Zagrożenie dla hodowców owoców

By in , ,
No comments

W naszym państwie wszyscy bardzo doceniają owoce, szczególnie w okresie letnim kiedy jest ichniejszym dużo , a ponadto są najsmaczniejsze. Te sprowadzane z innych krajów w większości wypadków są bez smaku chociaż wyglądają dobrze. Na pewno nie tyczy się to wszystkich owoców, ale tych, które posiadają bardzo dobre okoliczności wzrostu w naszym klimacie. Stale powiększająca się ilość ludzi zakłada sady, gdzie hoduje wszelakiego rodzaju owoce. Niestety jest to biznes, który uzależniony jest od warunków atmosferycznych i dlatego w różnorakich latach smaczniejsze są inne rodzaje owoców i jest ichniejszym więcej. Co więcej hodowcy muszą bardzo dbać o owoce i krzewy. Bardzo dużą przeszkodą są szkodniki, które mogą spowodować, że owoców będzie niedużo i nie będą nadawały się na sprzedaż.
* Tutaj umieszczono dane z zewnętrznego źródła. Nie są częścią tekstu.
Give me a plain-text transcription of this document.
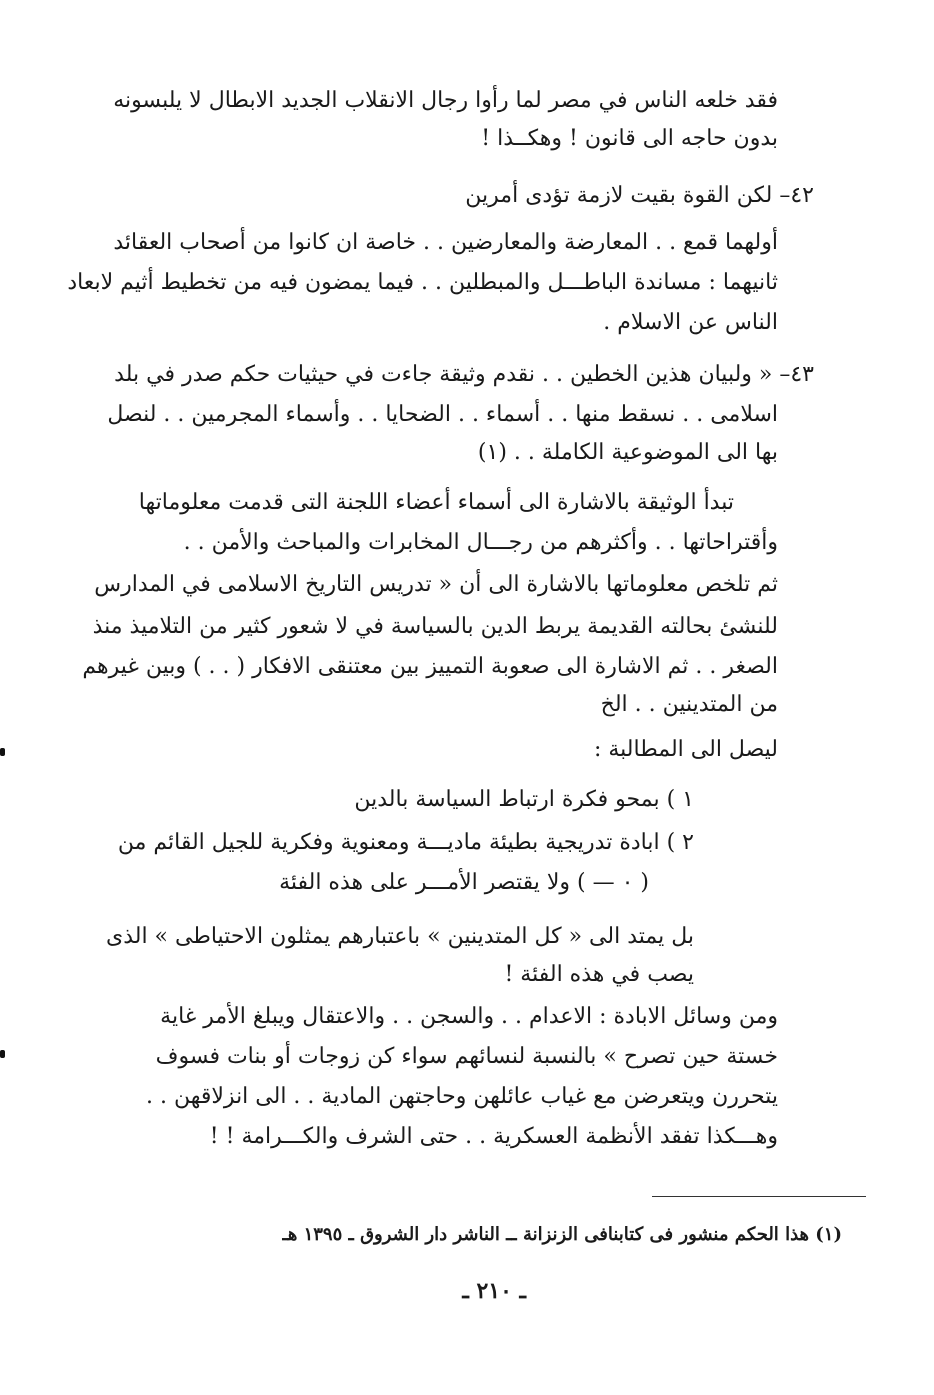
فقد خلعه الناس في مصر لما رأوا رجال الانقلاب الجديد الابطال لا يلبسونه
بدون حاجه الى قانون ! وهكــذا !
٤٢– لكن القوة بقيت لازمة تؤدى أمرين
أولهما قمع . . المعارضة والمعارضين . . خاصة ان كانوا من أصحاب العقائد
ثانيهما : مساندة الباطـــل والمبطلين . . فيما يمضون فيه من تخطيط أثيم لابعاد
الناس عن الاسلام .
٤٣– « ولبيان هذين الخطين . . نقدم وثيقة جاءت في حيثيات حكم صدر في بلد
اسلامى . . نسقط منها . . أسماء . . الضحايا . . وأسماء المجرمين . . لنصل
بها الى الموضوعية الكاملة . . (١)
تبدأ الوثيقة بالاشارة الى أسماء أعضاء اللجنة التى قدمت معلوماتها
وأقتراحاتها . . وأكثرهم من رجـــال المخابرات والمباحث والأمن . .
ثم تلخص معلوماتها بالاشارة الى أن « تدريس التاريخ الاسلامى في المدارس
للنشئ بحالته القديمة يربط الدين بالسياسة في لا شعور كثير من التلاميذ منذ
الصغر . . ثم الاشارة الى صعوبة التمييز بين معتنقى الافكار ( . . ) وبين غيرهم
من المتدينين . . الخ
ليصل الى المطالبة :
١ ) بمحو فكرة ارتباط السياسة بالدين
٢ ) ابادة تدريجية بطيئة ماديـــة ومعنوية وفكرية للجيل القائم من
( ٠ — ) ولا يقتصر الأمـــر على هذه الفئة
بل يمتد الى « كل المتدينين » باعتبارهم يمثلون الاحتياطى » الذى
يصب في هذه الفئة !
ومن وسائل الابادة : الاعدام . . والسجن . . والاعتقال ويبلغ الأمر غاية
خستة حين تصرح » بالنسبة لنسائهم سواء كن زوجات أو بنات فسوف
يتحررن ويتعرضن مع غياب عائلهن وحاجتهن المادية . . الى انزلاقهن . .
وهـــكذا تفقد الأنظمة العسكرية . . حتى الشرف والكـــرامة ! !
(١) هذا الحكم منشور فى كتابنافى الزنزانة ــ الناشر دار الشروق ـ ١٣٩٥ هـ
ـ ٢١٠ ـ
Ostatnio dużym zagrożeniem jest drosophila suzuki czyli inaczej muszka plamoskrzydła. Jest to bardzo inwazyjny szkodnik, który składa własne jaja do zdrowych owoców w trakcie gdy dojrzewają. Niestety efektem składania jaj jest robaczywienie owoców , a ponadto rozkład miąższu, który stwarza, że owoce nadają się do wyrzucenia. Owoce, które często atakuje to truskawki, maliny, borówki, jeżyny czy również czereśnie, wiśnie, brzoskwinie, morele, śliwki.

Dlaczego w tej chwili drosophila suzuki? Już jesienią zeszłego roku pojawił się w dwóch miejscach w Polsce, a ciepła zima zapewniła im dobre warunki zatem jest bardzo prawdopodobne, że w tym roku mogą się rozprzestrzenić i zaatakować polskie sady.

Hodowcy powinni stosować ochronę prewencyjną i zachowywać dokładną higienę na plantacji, zbierać opadłe owoce , a dodatkowo nie kompostować owoców. Warto też zastosować pułapki zapachowe, które pozwolą ograniczyć populację muszki. Można też ostrożnie zastosować ochronę chemiczną.

Dowiedz się więcej na ten zagadnienie tutaj: drosophila suzukii w Polsce.